Reviewed by maroon5gurl88
In 2009, a little film called The Hangover swept the box office during the lucrative summer months. After that it wasn’t surprising to hear that the studio immediately greenlit a sequel to take advantage of the name recognition. Said sequel, The Hangover: Part 2, is about as uninspiring as its title. Sure it’s funny but it’s only funny due to copying everything that happened in the original. The script is uninspired with another memory lapsed adventure and loses a lot of the heart and camaraderie of the first which is a shame considering how hilarious the original is.

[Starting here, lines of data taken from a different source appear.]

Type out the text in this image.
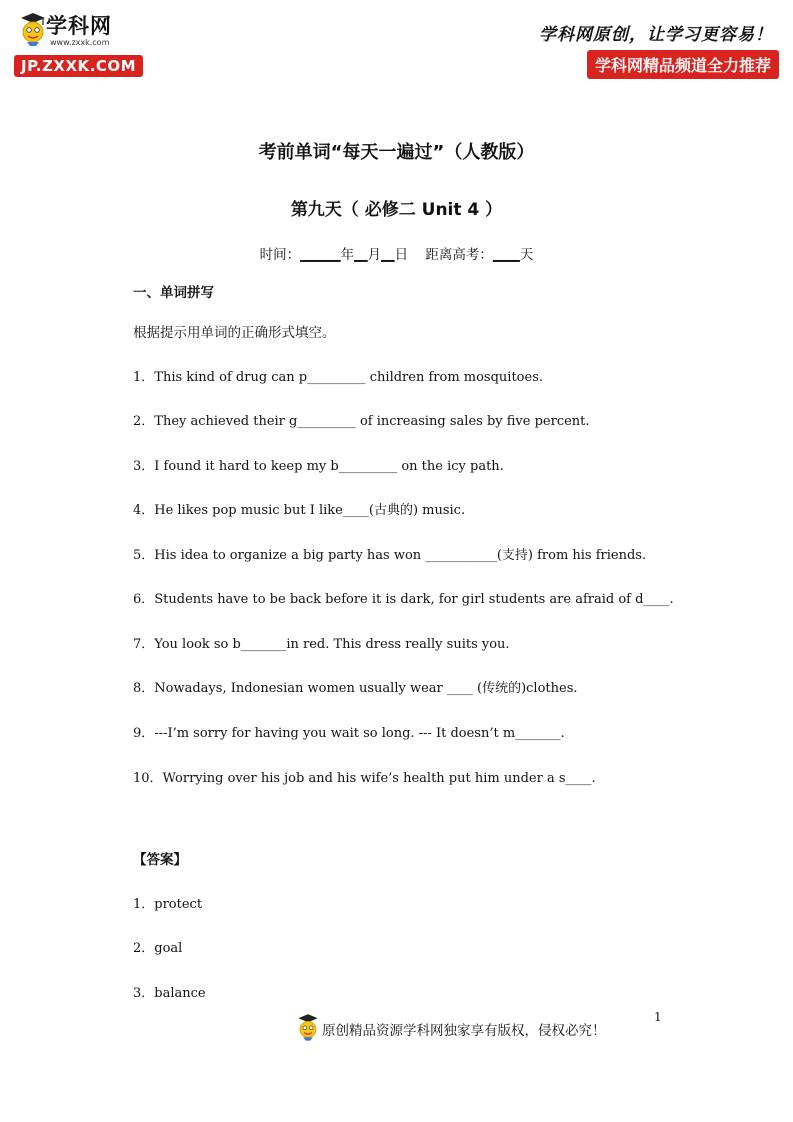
学科网
www.zxxk.com
JP.ZXXK.COM
学科网原创，让学习更容易！
学科网精品频道全力推荐
考前单词“每天一遍过”（人教版）
第九天（ 必修二 Unit 4 ）
时间：______年__月__日 距离高考：____天
一、单词拼写
根据提示用单词的正确形式填空。
1．This kind of drug can p_________ children from mosquitoes.
2．They achieved their g_________ of increasing sales by five percent.
3．I found it hard to keep my b_________ on the icy path.
4．He likes pop music but I like____(古典的) music.
5．His idea to organize a big party has won ___________(支持) from his friends.
6．Students have to be back before it is dark, for girl students are afraid of d____.
7．You look so b_______in red. This dress really suits you.
8．Nowadays, Indonesian women usually wear ____ (传统的)clothes.
9．---I’m sorry for having you wait so long. --- It doesn’t m_______.
10．Worrying over his job and his wife’s health put him under a s____.
【答案】
1．protect
2．goal
3．balance
原创精品资源学科网独家享有版权，侵权必究！
1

In the sequel to The Hangover the Wolfpack is celebrating the marriage of mild-mannered dentist Stu (Ed Helms). Afraid of repeating events of the past Stu settles on a peaceful bachelor party brunch before jetting off with his friends to Thailand where the wedding will take place. Once there the group has a drink by a bonfire….and forgets everything else. When they wake up the boys are stuck in Bangkok with Mr. Chow (Ken Jeong) and Stu’s fiancée’s little brother Teddy (Mason Lee) missing. With hours to go before the wedding the group has to find Teddy and make it out of Bangkok alive.

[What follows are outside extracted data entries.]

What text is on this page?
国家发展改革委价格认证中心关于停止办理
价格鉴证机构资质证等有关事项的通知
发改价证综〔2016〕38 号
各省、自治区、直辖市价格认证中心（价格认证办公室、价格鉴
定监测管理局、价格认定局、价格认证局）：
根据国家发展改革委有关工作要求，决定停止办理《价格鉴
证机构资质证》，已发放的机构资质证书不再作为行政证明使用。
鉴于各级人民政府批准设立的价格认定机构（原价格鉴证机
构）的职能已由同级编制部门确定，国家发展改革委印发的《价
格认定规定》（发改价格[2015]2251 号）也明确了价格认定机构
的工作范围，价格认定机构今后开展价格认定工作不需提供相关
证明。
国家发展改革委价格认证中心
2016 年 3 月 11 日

There’s no denying the sequel is funny, it will make you laugh copiously throughout the hour and 42 minute runtime and the humor does its best to rise above the original. Screenwriters Craig Mazin, Scot Armstrong and director Todd Phillips try their hardest to make the adventures in Bangkok even crazier than Vegas and they do succeed, upping the hilarity with dead bodies and international law enforcement. The greatest laughs come from Stu’s “encounter” with a particular Bangkok stripper named Kimmy. The movie is point for point the same as The Hangover so if you enjoyed the adventures of Stu, Phil (Bradley Cooper) and Alan (Zach Galifianakis) then you’ll enjoy The Hangover: Part II. The locations are also shot beautifully from the blue oceans of the resorts to the garish lights and grit of Bangkok’s streets. While the movie might not entice you to come vacation in Thailand it definitely makes the city another character in the film.

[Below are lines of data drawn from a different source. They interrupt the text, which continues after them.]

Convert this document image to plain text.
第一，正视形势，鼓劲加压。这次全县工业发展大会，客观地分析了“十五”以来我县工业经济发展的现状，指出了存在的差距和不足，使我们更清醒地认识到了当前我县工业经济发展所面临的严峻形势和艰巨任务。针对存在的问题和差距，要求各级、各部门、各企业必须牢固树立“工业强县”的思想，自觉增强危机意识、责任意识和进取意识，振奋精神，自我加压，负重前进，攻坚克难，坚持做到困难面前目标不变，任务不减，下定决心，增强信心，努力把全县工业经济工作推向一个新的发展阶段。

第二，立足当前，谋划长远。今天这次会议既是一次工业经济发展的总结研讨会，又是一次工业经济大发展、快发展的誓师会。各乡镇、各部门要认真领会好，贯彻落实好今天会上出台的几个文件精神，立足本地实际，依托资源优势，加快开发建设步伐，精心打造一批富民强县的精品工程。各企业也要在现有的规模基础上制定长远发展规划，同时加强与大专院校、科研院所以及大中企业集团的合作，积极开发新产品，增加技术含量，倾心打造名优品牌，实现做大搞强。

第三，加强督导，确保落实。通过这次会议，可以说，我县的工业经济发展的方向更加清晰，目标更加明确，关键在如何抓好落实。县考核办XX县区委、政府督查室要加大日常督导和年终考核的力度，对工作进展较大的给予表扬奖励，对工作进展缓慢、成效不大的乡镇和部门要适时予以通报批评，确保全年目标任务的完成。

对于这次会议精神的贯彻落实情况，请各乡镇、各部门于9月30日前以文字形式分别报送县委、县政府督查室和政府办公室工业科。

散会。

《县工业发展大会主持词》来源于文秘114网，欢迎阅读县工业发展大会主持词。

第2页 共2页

While the humor is there the movie is a flat-out lazy sequel. From the tacked on “Part 2” of the title and beyond the movie seems to take the script from the first one and cross out all the “Vegas” moments and replace them with “Bangkok.” There’s nothing new, exciting or original as the movie even falls back on opening with the same voicemail messages and Phil calling friend Doug’s (Justin Bartha) now-wife. From there the movie has the exact same structure of the original so there are no surprises. The group go through a lapse of time and need to find someone and there’s little else to differentiate including Stu again having a trouble with a prostitute and Alan finding something cute to love, instead of a baby though it’s a monkey. It wouldn’t be such a problem if the group had the same connection but they don’t seem to. The bulk of the cast go through the motions and the newcomers, including Lee and Jamie Chung as Stu’s fiancée have no characterization, Chung especially as it’s hard to believe why she’d fall for Stu in the first place.
The acting is solid but lacks any type of heart or emotions. Helms’ character screams, Cooper’s character plots and Galifianakis just say funny things. They seem to have no connection to each other in this film and just spend the movie fighting before coming together in the end. It feels a bit false though considering how they are supposedly distanced as the film begins so by the end you just assume they’ll split back up. Ken Jeong is funny but his Chow character is so one-note he grates even more on the nerves than in the last film. Paul Giamatti has a few lines before disappearing entirely and Justin Bartha gets left out in the cold again, honestly why couldn’t they include him in the adventure? The high point was Nick Cassavettes cameo as a Bangkok tattoo artist but even then it felt like stunt casting….which it was.
I wanted The Hangover: Part II to wow me but it left me wanting to watch the original. This installment is funny but that’s it. The story is weak, the characters are worse and there wasn’t that heart and connection of the first. See this on DVD alongside the original.